The relatively normal initiation of antibody production by mice with Dock8 mutations suggests that the extrafollicular B cell clonal expansion, plasma cell formation and immunoglobulin class switching, which depends on interactions with T helper cells, is intact.  However, subsequent antibody responses and affinity maturation occurring in the GCs is significantly impaired. The humoral deficits are due to a defect in GC B cell survival and selection during the affinity maturation phase of GC responses (14).

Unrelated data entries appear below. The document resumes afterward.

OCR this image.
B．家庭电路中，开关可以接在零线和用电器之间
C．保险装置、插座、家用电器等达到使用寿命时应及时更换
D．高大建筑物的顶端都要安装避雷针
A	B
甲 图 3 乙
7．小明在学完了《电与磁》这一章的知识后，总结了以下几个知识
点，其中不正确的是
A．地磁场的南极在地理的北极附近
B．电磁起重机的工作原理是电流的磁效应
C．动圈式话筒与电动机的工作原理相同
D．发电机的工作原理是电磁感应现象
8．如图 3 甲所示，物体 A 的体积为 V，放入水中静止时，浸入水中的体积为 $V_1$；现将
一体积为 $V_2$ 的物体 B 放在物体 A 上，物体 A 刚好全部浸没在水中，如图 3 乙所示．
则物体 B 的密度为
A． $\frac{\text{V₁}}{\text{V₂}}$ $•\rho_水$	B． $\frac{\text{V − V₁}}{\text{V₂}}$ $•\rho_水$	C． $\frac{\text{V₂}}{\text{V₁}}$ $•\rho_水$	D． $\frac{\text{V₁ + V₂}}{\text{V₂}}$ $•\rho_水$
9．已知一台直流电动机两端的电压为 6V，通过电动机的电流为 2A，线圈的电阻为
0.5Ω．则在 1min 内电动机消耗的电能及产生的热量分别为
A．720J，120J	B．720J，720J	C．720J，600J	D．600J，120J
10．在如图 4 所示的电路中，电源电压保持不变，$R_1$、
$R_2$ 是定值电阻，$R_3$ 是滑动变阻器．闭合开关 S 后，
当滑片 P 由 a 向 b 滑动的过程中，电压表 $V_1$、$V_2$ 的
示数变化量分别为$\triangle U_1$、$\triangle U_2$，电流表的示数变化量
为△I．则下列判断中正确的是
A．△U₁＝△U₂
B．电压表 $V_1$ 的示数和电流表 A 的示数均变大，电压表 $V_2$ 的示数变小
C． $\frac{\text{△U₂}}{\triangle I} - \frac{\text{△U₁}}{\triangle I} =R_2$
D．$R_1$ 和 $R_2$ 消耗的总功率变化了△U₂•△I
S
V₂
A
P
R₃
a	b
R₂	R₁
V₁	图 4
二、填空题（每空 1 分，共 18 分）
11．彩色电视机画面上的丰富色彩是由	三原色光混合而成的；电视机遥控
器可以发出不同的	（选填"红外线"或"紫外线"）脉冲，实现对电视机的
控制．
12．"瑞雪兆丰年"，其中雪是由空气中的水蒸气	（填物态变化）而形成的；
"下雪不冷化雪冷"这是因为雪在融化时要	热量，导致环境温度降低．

The phenotype of the Guardate mice indicates loss of DOCK8-associated function.

PCR program

1) 94°C 2:00
2) 94°C 0:30
3) 55°C 0:30
4) 72°C 1:00
5) repeat steps (2-4) 40x
6) 72°C 10:00
7) 4°C hold

The following sequence of 411 nucleotides is amplified (chromosome 19, + strand):

1   tgcatgtaca gaacaagacc gatggggaaa aaaaaataca tctagaatta aacttcaccc
61  agaaggatgg tgggccaatg taatagtctc ttcctctccc agtgtagttc cagtccaggg
121 ctaaacagta tggtgtgtgc ctctgctgct cttacaggaa agcgagcagg cagaaaagat
181 caacatcagc cttgccttct tcctgtatga cctcctgtca atcatggaca gaggcttcgt
241 gttcaacctc atcaagcatt actgcagcca ggtgagcgcc ccggagctgc ggctcagccc
301 cttcccaccc actgcttatg tgacagagta ttgccctctt cagtgtgacc ccccacacat
361 cttggacttt caccatctgt agagtgtgcg ggtcctttgg ctaccctgga t

Primer binding sites are underlined and the sequencing primers are highlighted; the mutated nucleotide is shown in red.